Because markets weren’t simply pricing relative inflation.
They were pricing:
- higher U.S. real yields,
- stronger growth,
- global demand for USD liquidity,
- safe-haven demand,
- and persistent capital inflows into U.S. assets.
Those forces overwhelmed traditional valuation frameworks for extended periods.
That doesn’t mean PPP was “wrong.”
It simply means valuation alone rarely determines short or medium-term market direction.
Valuation works better as a framework than a signal
This is where many macro investors approach the concept differently from shorter-term traders.
Rather than treating valuation as a direct trading trigger, it’s often more useful as:
- a positioning framework,
- a long-term anchor,
- or a way of identifying asymmetry.
For example, if:
- a currency looks historically cheap,
- positioning is extremely bearish,
- and macro conditions begin improving,
that combination can become much more interesting than valuation alone.
Likewise, currencies trading far above long-term valuation ranges may become increasingly vulnerable if macro conditions start deteriorating.
In other words:
valuation tends to matter most when other macro forces begin aligning with it.
Why relative growth and capital flows matter so much
One of the biggest drivers missing from simplistic valuation discussions is capital allocation.
Global investors constantly move money toward economies offering:
- stronger returns,
- better growth,
- deeper capital markets,
- and more attractive risk-adjusted opportunities.
That flow of capital can sustain valuation dislocations for long periods.
Australia during commodity booms.
The U.S. during periods of elevated real yields.

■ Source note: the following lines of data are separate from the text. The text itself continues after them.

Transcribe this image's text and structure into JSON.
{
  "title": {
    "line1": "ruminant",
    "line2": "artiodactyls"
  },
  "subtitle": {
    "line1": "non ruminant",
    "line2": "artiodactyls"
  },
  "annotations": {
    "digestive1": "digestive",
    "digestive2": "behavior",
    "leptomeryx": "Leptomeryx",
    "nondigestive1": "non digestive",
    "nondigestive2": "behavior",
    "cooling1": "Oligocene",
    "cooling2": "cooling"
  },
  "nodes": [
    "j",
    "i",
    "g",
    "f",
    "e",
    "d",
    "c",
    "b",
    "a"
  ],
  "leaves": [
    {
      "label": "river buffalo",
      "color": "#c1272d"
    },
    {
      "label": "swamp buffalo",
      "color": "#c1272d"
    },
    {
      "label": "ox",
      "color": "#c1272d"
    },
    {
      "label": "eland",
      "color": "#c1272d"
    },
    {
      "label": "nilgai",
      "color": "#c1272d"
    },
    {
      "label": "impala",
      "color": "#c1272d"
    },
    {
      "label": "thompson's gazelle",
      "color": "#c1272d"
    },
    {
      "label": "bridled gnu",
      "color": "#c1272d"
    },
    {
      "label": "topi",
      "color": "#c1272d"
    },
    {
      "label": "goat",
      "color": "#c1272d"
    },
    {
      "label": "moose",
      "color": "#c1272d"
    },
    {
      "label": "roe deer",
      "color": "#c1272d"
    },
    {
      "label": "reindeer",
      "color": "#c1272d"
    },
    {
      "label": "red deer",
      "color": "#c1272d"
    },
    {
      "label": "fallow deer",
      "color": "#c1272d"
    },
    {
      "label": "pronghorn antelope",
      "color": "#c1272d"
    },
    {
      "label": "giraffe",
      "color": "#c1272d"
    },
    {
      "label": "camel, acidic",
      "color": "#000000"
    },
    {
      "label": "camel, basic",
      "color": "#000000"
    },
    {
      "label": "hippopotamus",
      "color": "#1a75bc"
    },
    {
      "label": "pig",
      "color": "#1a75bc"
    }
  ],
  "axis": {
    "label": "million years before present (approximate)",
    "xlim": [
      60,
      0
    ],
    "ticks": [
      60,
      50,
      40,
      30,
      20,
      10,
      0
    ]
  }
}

Japan during decades of ultra-low inflation and structurally low yields.
These dynamics often matter far more to FX markets than whether a currency screens as “fairly valued” on an academic model.

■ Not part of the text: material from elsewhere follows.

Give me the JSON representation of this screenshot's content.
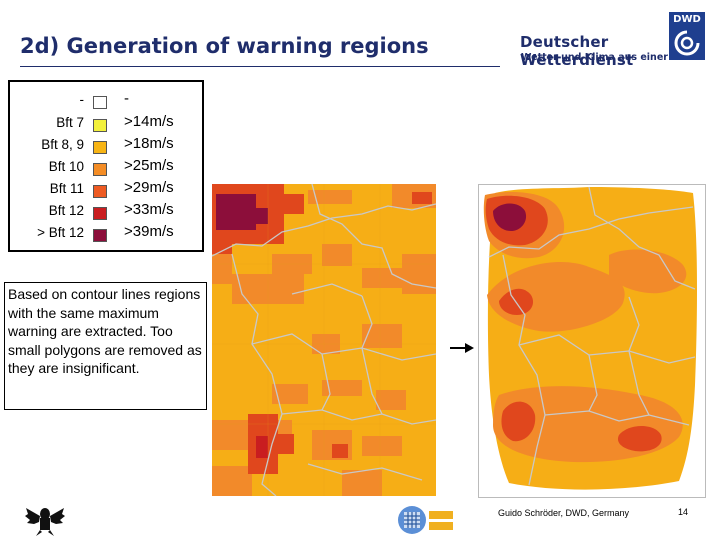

Markets can stay irrational longer than expected
This is probably the most important point.
FX markets are not mechanical valuation machines.
They’re highly emotional, forward-looking and heavily influenced by positioning, sentiment and liquidity.
Currencies regularly overshoot.
Sometimes dramatically.
That’s why traders who rely exclusively on valuation models often end up fighting trends far too early.
A currency can absolutely become overvalued.
But markets frequently remain overvalued longer than logic initially suggests.
Final thoughts
Currency valuation matters.
But it matters in a much more nuanced way than many traders assume.
PPP can provide a useful long-term reference point for understanding whether a currency looks historically rich or cheap relative to inflation-adjusted price levels.
The mistake is assuming that valuation alone drives markets.
In reality, currencies are constantly being pulled around by:
- capital flows,
- interest rate expectations,
- growth differentials,
- risk sentiment,
- and broader macroeconomic regimes.
That’s why some of the strongest currency trends occur while valuation models are screaming the exact opposite.
Markets don’t move on valuation alone.
And honestly, they never really have.